Cashman has set about building a new Yankees core by nurturing the next generation of young players, such as Robinson Cano, Melky Cabrera, 19-game winner Chien-Ming Wang and 20-year-old pitching phenom Philip Hughes, consistently ranked as one of the top three young arms in the minor leagues.

In a startling transformation this winter, Cashman largely stayed away from the enticing free-agent targets that the Yankees used to jump after - Daisuke Matsuzaka, Barry Zito, J.D. Drew, et al. He traded established players like Randy Johnson, Gary Sheffield and Jaret Wright for minor-leaguers, intent on stocking up on young pitching and trimming payroll.

If he has done it right - and don't underestimate the acumen of Cashman - then the Yankees have built the foundation for another long run. If they've done it wrong, they will be forced to do damage control in their time-honored manner - by becoming the Bronx Mercenaries to an even greater extent.

"As of a couple of years ago, we started adding young players to our mix," Torre said. "That hasn't really been a part of what we've done here.

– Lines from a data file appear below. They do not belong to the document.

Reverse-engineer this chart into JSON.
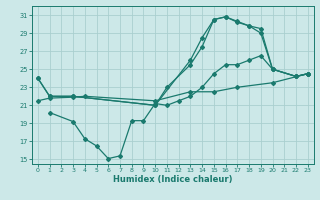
{
  "title": "",
  "xlabel": "Humidex (Indice chaleur)",
  "background_color": "#cce8e8",
  "line_color": "#1a7a6e",
  "grid_color": "#aacfcf",
  "xlim": [
    -0.5,
    23.5
  ],
  "ylim": [
    14.5,
    32
  ],
  "yticks": [
    15,
    17,
    19,
    21,
    23,
    25,
    27,
    29,
    31
  ],
  "xticks": [
    0,
    1,
    2,
    3,
    4,
    5,
    6,
    7,
    8,
    9,
    10,
    11,
    12,
    13,
    14,
    15,
    16,
    17,
    18,
    19,
    20,
    21,
    22,
    23
  ],
  "line1_x": [
    0,
    1,
    3,
    10,
    13,
    14,
    15,
    16,
    17,
    18,
    19,
    20,
    22,
    23
  ],
  "line1_y": [
    24,
    22,
    22,
    21,
    26,
    28.5,
    30.5,
    30.8,
    30.2,
    29.8,
    29.0,
    25.0,
    24.2,
    24.5
  ],
  "line2_x": [
    0,
    1,
    3,
    10,
    11,
    13,
    14,
    15,
    16,
    17,
    18,
    19,
    20,
    22,
    23
  ],
  "line2_y": [
    24,
    22,
    22,
    21,
    23,
    25.5,
    27.5,
    30.5,
    30.8,
    30.3,
    29.8,
    29.5,
    25.0,
    24.2,
    24.5
  ],
  "line3_x": [
    1,
    3,
    4,
    5,
    6,
    7,
    8,
    9,
    10,
    11,
    12,
    13,
    14,
    15,
    16,
    17,
    18,
    19,
    20,
    22,
    23
  ],
  "line3_y": [
    20.2,
    19.2,
    17.3,
    16.5,
    15.1,
    15.4,
    19.3,
    19.3,
    21.2,
    21.0,
    21.5,
    22.0,
    23.0,
    24.5,
    25.5,
    25.5,
    26.0,
    26.5,
    25.0,
    24.2,
    24.5
  ],
  "line4_x": [
    0,
    1,
    3,
    4,
    10,
    13,
    15,
    17,
    20,
    23
  ],
  "line4_y": [
    21.5,
    21.8,
    21.9,
    22.0,
    21.5,
    22.5,
    22.5,
    23.0,
    23.5,
    24.5
  ]
}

Now the players that are helping us are coming not only through the free-agent market, they're coming through the organization, which is something we haven't done in a while."

Make no mistake, the 2007 Yankees still are a formidable team, and still a hugely expensive ($200 million) team of superstars - as always, the team to beat.

It will be fascinating to see if Torre can coax one more title out of the old gang before the next wave of change arrives.

"Unfortunately, things can't last forever," center fielder Johnny Damon said. "But it did last for a long time."